One of the best examples of winner’s curse in practical auctions is in oil field explorations. The true value of an oil field is very hard to determine and thus companies bid on oil fields without accurate information. Companies that overestimate the value of an oil field for development will bid higher and consequently win the auction. This becomes the winner’s curse because the value of the oil field could be less than the money paid for it.
Winner’s Curse in PPC Advertising
Winner’s curse is a dangerous phenomenon for PPC advertisers that not many are aware of. The simple reason is that accounting for this is quite complicated and it requires a deliberate effort to understand its true effects. However, the winner’s curse is very real in PPC advertising because the true value of placing an advertisement is impossible to determine.
To understand winner’s curse for PPC advertising, it is first important to look at how Google AdWords ranks ads through its auction.
Understanding How Google AdWords are Ranked
Google AdWords ranks advertisements based on the maximum Cost Per Click (CPC) and its Click Through Rate (CTR). The higher the CPC, the higher the advertisement will be placed. Also, higher CTR shows that the advertisement is more relevant to people and thus will be placed higher. At this stage, it is important to mention that the CPC used in the calculation is not the actual CPC but the maximum CPC. This is the value that you specify is the highest your ad will be worth.
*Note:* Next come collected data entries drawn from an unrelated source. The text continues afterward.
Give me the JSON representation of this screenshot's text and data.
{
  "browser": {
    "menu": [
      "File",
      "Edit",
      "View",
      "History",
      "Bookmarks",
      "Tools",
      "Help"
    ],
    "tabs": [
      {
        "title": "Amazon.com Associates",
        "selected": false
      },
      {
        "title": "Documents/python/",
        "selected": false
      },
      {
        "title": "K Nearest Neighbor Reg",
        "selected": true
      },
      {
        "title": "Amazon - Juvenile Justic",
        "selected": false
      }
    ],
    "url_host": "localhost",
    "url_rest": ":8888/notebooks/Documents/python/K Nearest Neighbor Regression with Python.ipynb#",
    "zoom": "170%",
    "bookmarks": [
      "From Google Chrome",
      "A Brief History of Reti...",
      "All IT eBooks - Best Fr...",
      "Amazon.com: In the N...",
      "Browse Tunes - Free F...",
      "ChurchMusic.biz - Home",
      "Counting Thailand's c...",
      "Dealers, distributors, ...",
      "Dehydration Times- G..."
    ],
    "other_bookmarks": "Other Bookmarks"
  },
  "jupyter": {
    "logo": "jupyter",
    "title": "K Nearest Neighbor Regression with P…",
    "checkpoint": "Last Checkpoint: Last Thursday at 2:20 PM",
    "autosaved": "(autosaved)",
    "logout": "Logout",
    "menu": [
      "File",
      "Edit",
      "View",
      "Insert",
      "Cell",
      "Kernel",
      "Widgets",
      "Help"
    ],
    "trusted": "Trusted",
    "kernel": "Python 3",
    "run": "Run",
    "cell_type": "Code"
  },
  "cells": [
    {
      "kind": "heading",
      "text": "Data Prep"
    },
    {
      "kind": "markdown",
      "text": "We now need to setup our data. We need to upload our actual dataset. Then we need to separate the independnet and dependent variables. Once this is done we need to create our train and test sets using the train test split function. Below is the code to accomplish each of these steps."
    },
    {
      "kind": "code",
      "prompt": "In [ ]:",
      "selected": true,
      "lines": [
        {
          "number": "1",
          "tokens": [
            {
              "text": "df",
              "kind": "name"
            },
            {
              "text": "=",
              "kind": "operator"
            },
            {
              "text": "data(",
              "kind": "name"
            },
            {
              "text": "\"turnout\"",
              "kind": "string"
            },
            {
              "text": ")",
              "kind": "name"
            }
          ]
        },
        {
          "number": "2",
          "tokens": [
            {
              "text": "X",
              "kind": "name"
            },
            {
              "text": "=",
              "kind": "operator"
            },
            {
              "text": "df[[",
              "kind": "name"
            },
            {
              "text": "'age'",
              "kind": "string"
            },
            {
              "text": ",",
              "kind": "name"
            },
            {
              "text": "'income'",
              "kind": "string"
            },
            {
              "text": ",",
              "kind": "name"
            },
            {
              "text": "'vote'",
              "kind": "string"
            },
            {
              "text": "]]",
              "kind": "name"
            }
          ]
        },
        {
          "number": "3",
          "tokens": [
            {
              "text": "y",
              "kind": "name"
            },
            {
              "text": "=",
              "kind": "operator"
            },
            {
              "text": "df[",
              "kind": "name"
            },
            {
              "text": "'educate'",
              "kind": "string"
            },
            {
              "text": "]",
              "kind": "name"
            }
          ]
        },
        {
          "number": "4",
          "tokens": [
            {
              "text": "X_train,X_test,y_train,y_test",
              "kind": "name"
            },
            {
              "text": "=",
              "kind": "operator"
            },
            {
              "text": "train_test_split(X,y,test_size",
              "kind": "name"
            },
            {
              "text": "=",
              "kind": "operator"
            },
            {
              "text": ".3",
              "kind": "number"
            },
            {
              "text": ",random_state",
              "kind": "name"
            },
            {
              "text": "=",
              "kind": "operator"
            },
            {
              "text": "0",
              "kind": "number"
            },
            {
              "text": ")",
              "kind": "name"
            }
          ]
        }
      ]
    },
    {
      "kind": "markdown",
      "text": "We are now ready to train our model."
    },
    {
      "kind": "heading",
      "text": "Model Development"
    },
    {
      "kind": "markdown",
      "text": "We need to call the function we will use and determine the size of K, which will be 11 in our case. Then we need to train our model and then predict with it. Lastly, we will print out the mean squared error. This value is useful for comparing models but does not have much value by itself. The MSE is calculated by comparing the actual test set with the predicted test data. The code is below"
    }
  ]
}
Marketing Mistake of Inflated CPC
Since the maximum CPC is usually much lower than the actual CPC, advertisers tend to push up their maximum CPC values. This is done in anticipation of a lower actual CPC but a higher ad position. These inflated CPCs are advised by a number of so called AdWord experts and agencies that promise you a higher ad position for niche keywords. However, the folly is all too obvious.
Calculating your Money’s Worth
The winner’s curse happens in inflated CPCs when you actually end up with a higher position. This paradoxical situation means that you will achieve what you aimed for, but overall it is a mistake because you will not get your money’s worth. The main problem with the winner’s curse in this case is that it is not immediately apparent and usually you will only know about this problem after spending a lot of money. In the end, it is important to remember that what matters is whether or not you get your money’s worth through PPC advertising and not about getting the top advertising spots.
The reason why winner’s curse is common in the PPC advertising world is because more than one advertiser uses CPC inflation. Thus when an advertiser inflates the maximum CPC from $1 to $2, there are half a dozen other advertisers who would have inflated their price in the range of $1.5. In this case, you will have to pay higher than $1 for each ad.
Protecting Yourself from the Winner’s Curse
It is therefore important that when you calculate your maximum CPC, you take relevant data from your previous marketing strategies and do not inflate the price. To understand why a non-inflated CPC is ideal for your advertising goals, it should be mentioned that Google AdWords and indeed most advertising CPC programs use a Vickrey Auction model. It is mathematically shown that the best strategy in a Vickrey auction is to bid at the exact value that you think the product is worth. Bidding higher or lower is simply sub-optimal. Keeping this in mind, advertisers can succeed better at managing their CPC campaigns.